Posted on Jan 22, 2014


Starting this month I am very pleased to announce the beggining of our series of guest blogs by prominent members of our community.



I am honoured to have my friend Rob Wood as our first contributor.



While many of our readers know who Rob Wood is, there is perhaps a younger generation of you who are not as aware of him. Rob came from Yorkshire to Canada in the late sixties. In the early seventies he particpiated in the first ascents of Weepling Wall, Cascade, Takakaw and Bourgueau falls, to name a few, as part of that group of Calgary climbers who invented waterfall ice climbing in the Canadian Rockies. In the Yosemtie Valley, Rob was part of the first non-American ascent of the Nose of El Capitan. Here on Vancouver Island he made the ground breaking first winter ascent of the Grand Central Couloir of Mount Colonel Foster with his friend and fellow climbing legend Doug Scott and American Greg Child. He has a storied history as an outdoor educator and climbing community philosopher and hails from his remote homestead on Maurelle Island here in the northern gulf islands. He is the author of “Toward the Unknown Mountains” a delightful meeting of adventure story and philosophical pondering.



CLIMBING AND THE LOVE OF LIFE



 



Right from when I first started climbing I experienced a sense of happiness and freedom on the crags and in the mountains and later in deep Canadian wilderness that was way over and above any other aspect of my normal everyday life. The more I experienced this natural high the more convinced I became that climbing manifested, for me at least, an essential ingredient of life that modern society was missing and possibly even precluding.



I spent many hours in steamed up pubs, around smoky campfires, on tent bound storm days and cold  dark bivouac ledges, discussing and defending the fascinating and illusive question of what exactly it is  about climbing that motivates climbers to risk their lives in such spectacular and dangerous ways. Even though many of us believe passionately that deep inside the rewards outweigh the risks, it seems impossible to explain the reason why to someone who has never done it. In other words the answer is beyond reason, beyond the ken of normality, which probably contributes to the attraction of the mystery.

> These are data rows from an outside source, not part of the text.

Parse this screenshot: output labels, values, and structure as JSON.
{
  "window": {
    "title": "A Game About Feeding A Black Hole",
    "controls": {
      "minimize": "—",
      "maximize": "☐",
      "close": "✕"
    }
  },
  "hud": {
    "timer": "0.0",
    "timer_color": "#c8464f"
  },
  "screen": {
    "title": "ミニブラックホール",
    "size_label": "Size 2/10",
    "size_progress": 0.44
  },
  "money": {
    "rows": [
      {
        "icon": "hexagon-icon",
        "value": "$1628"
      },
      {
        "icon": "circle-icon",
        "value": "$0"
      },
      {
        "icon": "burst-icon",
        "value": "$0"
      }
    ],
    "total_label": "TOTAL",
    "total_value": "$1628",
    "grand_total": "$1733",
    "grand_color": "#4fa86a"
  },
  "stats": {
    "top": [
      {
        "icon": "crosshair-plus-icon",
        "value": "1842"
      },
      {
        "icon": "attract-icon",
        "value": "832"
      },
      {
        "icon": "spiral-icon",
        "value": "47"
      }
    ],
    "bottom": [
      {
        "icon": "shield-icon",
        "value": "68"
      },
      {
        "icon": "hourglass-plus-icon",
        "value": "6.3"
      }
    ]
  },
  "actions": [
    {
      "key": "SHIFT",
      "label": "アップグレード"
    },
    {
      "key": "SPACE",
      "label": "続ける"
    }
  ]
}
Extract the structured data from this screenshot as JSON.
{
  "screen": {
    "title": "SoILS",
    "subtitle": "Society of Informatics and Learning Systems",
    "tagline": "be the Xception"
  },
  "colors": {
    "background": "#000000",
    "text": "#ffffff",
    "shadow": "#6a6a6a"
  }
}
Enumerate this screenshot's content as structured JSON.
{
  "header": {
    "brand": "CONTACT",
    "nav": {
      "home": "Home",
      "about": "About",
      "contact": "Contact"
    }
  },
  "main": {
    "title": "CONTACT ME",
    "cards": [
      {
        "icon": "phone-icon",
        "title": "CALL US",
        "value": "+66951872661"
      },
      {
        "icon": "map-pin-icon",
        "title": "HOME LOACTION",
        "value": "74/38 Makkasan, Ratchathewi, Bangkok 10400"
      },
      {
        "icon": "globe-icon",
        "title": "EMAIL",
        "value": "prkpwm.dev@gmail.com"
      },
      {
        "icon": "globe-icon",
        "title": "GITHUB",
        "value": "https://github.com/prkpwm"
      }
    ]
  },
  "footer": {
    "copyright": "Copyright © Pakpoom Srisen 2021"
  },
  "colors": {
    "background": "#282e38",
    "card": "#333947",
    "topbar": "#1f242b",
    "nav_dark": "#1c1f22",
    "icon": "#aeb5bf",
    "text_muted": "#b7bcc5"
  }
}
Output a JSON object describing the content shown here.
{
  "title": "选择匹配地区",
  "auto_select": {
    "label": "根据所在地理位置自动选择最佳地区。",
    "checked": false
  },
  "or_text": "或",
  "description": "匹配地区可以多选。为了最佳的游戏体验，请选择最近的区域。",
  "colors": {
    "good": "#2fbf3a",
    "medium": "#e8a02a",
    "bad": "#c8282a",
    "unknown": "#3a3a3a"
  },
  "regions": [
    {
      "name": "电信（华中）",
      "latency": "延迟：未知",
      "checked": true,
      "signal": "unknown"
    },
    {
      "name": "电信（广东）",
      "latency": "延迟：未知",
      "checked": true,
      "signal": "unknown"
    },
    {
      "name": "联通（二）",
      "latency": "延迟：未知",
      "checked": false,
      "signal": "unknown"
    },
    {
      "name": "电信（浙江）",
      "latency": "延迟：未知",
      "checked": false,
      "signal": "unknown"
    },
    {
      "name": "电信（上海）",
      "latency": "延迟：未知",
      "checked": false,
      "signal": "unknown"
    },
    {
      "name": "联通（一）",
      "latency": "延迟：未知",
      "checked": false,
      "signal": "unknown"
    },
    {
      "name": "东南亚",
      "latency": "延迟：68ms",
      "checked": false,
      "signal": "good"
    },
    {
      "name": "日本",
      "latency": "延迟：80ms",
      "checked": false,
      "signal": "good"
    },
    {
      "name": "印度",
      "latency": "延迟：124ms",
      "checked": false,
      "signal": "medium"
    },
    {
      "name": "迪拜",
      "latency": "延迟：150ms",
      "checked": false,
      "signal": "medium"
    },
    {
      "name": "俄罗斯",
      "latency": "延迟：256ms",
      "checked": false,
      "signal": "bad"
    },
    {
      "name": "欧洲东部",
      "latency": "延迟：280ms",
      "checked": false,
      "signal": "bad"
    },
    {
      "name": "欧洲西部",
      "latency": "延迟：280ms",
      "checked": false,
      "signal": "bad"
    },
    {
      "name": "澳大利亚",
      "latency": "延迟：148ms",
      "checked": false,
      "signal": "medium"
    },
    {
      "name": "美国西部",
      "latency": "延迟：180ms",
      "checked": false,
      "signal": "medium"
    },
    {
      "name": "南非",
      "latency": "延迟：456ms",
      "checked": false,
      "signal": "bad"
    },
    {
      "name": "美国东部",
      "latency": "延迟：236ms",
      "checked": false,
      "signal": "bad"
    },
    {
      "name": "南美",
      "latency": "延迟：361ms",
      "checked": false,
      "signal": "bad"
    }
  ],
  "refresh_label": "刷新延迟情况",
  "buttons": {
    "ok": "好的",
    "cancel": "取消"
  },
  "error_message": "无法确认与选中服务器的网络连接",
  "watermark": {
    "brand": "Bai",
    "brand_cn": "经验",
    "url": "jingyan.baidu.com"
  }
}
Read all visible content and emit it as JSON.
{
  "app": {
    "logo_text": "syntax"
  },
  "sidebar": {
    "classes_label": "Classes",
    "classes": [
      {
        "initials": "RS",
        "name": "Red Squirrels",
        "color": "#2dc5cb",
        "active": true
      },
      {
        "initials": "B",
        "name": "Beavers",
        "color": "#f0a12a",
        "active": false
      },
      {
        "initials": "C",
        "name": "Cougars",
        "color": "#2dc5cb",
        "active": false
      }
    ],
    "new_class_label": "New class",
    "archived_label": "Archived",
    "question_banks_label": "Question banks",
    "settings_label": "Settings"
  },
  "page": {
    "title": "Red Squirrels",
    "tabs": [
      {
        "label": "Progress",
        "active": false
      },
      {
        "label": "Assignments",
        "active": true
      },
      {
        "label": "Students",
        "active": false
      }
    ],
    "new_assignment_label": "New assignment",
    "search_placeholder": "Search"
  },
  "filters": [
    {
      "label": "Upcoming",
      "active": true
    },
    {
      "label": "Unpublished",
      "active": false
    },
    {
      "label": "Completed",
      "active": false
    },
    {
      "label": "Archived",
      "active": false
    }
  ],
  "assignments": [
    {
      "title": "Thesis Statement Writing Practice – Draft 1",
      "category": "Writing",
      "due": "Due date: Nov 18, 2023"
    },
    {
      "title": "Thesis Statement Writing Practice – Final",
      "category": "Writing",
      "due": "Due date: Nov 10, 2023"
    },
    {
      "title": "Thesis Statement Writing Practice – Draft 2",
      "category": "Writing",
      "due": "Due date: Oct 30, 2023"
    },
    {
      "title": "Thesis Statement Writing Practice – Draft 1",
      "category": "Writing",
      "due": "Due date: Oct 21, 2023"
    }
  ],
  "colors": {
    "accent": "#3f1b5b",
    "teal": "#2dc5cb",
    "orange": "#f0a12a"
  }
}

Now, reflecting on fifty years of knocking about in the mountains, I see a fine line between success with profound satisfaction on the one hand and failure, desperation and even disaster on the other. The difference is determined not so much by quantifiable factors such as good planning, hard skills or even by good or bad luck so much as by state of mind, awareness and perceptions. Things go well when we are positive, focused and in tune with our surroundings and each other; when we are in the moment and in the Zone. Conversely things go badly when we are not paying complete attention and or not getting along with each other; when our minds are distracted and our spirits fragmented and scattered.



I had my fair share of fame and glory but after witnessing close friends getting killed and a few near death experiences myself I came to recognize the lethal impediments of excessive ego gratification and competition. They occupy our minds with deeply engrained and often habitual, culturally conditioned impressions of reality which prevent honest engagement with the actuality of the here and now.  If deliberately putting one’s life in danger just to impress other people were really what climbing is about, as might well be assumed by people who don’t do it, it would indeed be a mug’s game of questionable sanity.



To me the more profound, inestimable rewards of climbing occur when we break through the fearful, conditioned constraints of ego and conventional perception of being separate individual entities and engage ourselves with the dynamic flow of the powerful energy fields of the natural environment. Then, not only is our physical performance guided and enhanced but also our fear and anxiety is released, replaced by a secure and euphoric sense of love and unity with something much larger than our selves. While effectively reducing the risk of losing life, momentary as these transcendental experiences may be, they easily justify what remains of it by creating the freedom to be more fully conscious of the joy, unity and wonder of being alive.